GETÚLIO e LULA: ESCASSEZ DE ESTADISTAS NO PODER DO BRASIL.
Por Administrador
Publicado em 22/12/2025 08:47 • Atualizado 22/12/2025 09:26
Opinião
GETÚLIO e LULA: ESCASSEZ DE ESTADISTAS NO PODER DO BRASIL.

O século XX brasileiro tem dono — e não há grande controvérsia nisso. Foi o século de Getúlio Vargas. Nenhum outro presidente, ao longo de cem anos, moldou de forma tão profunda o Estado nacional, a legislação social, a industrialização e a própria noção de soberania. Getúlio não foi apenas um governante; foi um arquiteto de estruturas. Por isso, quando se fala em comparar os maiores e melhores presidentes de todos os tempos, seu nome permanece no topo da história.

Os desdobramentos da Era Vargas impulsionaram a emergência de outros dois governos marcantes: Juscelino Kubitschek e João Goulart. JK, eleito em 1955, só conseguiu assumir e concluir seu mandato graças ao ato histórico do marechal Henrique Teixeira Lott, que liderou o movimento legalista garantindo a posse presidencial contra tentativas golpistas. Já João Goulart, eleito duas vezes vice-presidente (1955 e 1960), assumiu a Presidência após a renúncia de Jânio Quadros, respaldado pela histórica Campanha da Legalidade, organizada pelo então jovem governador gaúcho Leonel Brizola. A resposta da direita foi o pior capítulo da nossa história republicana: a imposição de uma ditadura que se estendeu por 25 anos, de 1964 a 1989.

O século XXI, por sua vez, apresenta um paradoxo curioso. Tudo indica que será difícil a qualquer liderança da direita superar Luiz Inácio Lula da Silva em centralidade histórica — não por virtudes ideológicas excepcionais ou ousadia transformadora, mas justamente pela pobreza de projeto de seus adversários. A direita brasileira iniciou o novo século como encerrou o anterior: rendida à mesmice do “deus mercado”, repetindo agendas, discursos e fórmulas, mesmo quando contesta gestões que, na essência, pouco diferem entre si. Nunca apresentou, de fato, uma visão nacional consistente.

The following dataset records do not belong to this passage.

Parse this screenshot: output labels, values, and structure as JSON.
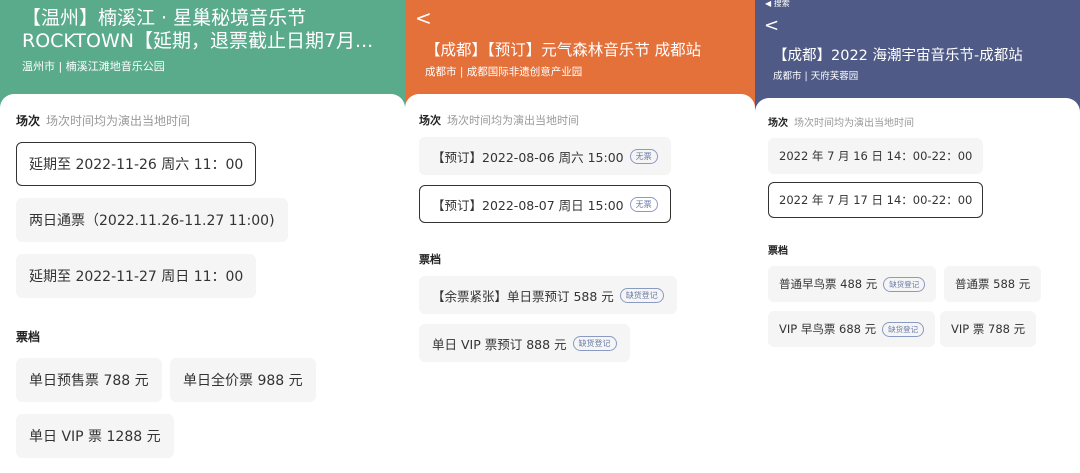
{
  "panel1": {
    "title_line1": "【温州】楠溪江 · 星巢秘境音乐节",
    "title_line2": "ROCKTOWN【延期，退票截止日期7月...",
    "subtitle": "温州市 | 楠溪江滩地音乐公园",
    "session_label": "场次",
    "session_hint": "场次时间均为演出当地时间",
    "sessions": [
      "延期至 2022-11-26 周六 11：00",
      "两日通票（2022.11.26-11.27 11:00)",
      "延期至 2022-11-27 周日 11：00"
    ],
    "ticket_label": "票档",
    "tickets": [
      "单日预售票 788 元",
      "单日全价票 988 元",
      "单日 VIP 票 1288 元"
    ],
    "colors": {
      "header": "#5aaa8c"
    }
  },
  "panel2": {
    "back_glyph": "<",
    "title": "【成都】【预订】元气森林音乐节 成都站",
    "subtitle": "成都市 | 成都国际非遗创意产业园",
    "session_label": "场次",
    "session_hint": "场次时间均为演出当地时间",
    "sessions": [
      {
        "text": "【预订】2022-08-06 周六 15:00",
        "tag": "无票"
      },
      {
        "text": "【预订】2022-08-07 周日 15:00",
        "tag": "无票"
      }
    ],
    "ticket_label": "票档",
    "tickets": [
      {
        "text": "【余票紧张】单日票预订 588 元",
        "tag": "缺货登记"
      },
      {
        "text": "单日 VIP 票预订 888 元",
        "tag": "缺货登记"
      }
    ],
    "colors": {
      "header": "#e4703a"
    }
  },
  "panel3": {
    "status_text": "◀ 搜索",
    "back_glyph": "<",
    "title": "【成都】2022 海潮宇宙音乐节-成都站",
    "subtitle": "成都市 | 天府芙蓉园",
    "session_label": "场次",
    "session_hint": "场次时间均为演出当地时间",
    "sessions": [
      "2022 年 7 月 16 日 14：00-22：00",
      "2022 年 7 月 17 日 14：00-22：00"
    ],
    "ticket_label": "票档",
    "tickets": [
      {
        "text": "普通早鸟票 488 元",
        "tag": "缺货登记"
      },
      {
        "text": "普通票 588 元",
        "tag": ""
      },
      {
        "text": "VIP 早鸟票 688 元",
        "tag": "缺货登记"
      },
      {
        "text": "VIP 票 788 元",
        "tag": ""
      }
    ],
    "colors": {
      "header": "#4f5b86"
    }
  }
}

O mais intrigante é que Lula, alçado à condição de maior referência das esquerdas no comando da República, tampouco rompeu estruturalmente com esse modelo. Ao contrário: governou conciliando-se com ele. Sua trajetória política, inclusive, nasce no interior da própria ditadura militar, que tolerou e instrumentalizou um sindicalismo controlado como válvula de escape social. Esse dado histórico, frequentemente ignorado tanto por seguidores quanto por detratores, ajuda a compreender os limites do lulismo enquanto projeto de transformação profunda.

Nesse cenário, a dificuldade da direita em produzir um estadista não decorre apenas da força eleitoral de Lula, mas sobretudo de sua incapacidade de se reinventar. Ao aceitar o ex-operário como “bom perdedor” no campo democrático-popular, bloqueou, de forma deliberada, a emergência de lideranças mais coerentes, mais ousadas e comprometidas com um projeto nacional soberano de desenvolvimento.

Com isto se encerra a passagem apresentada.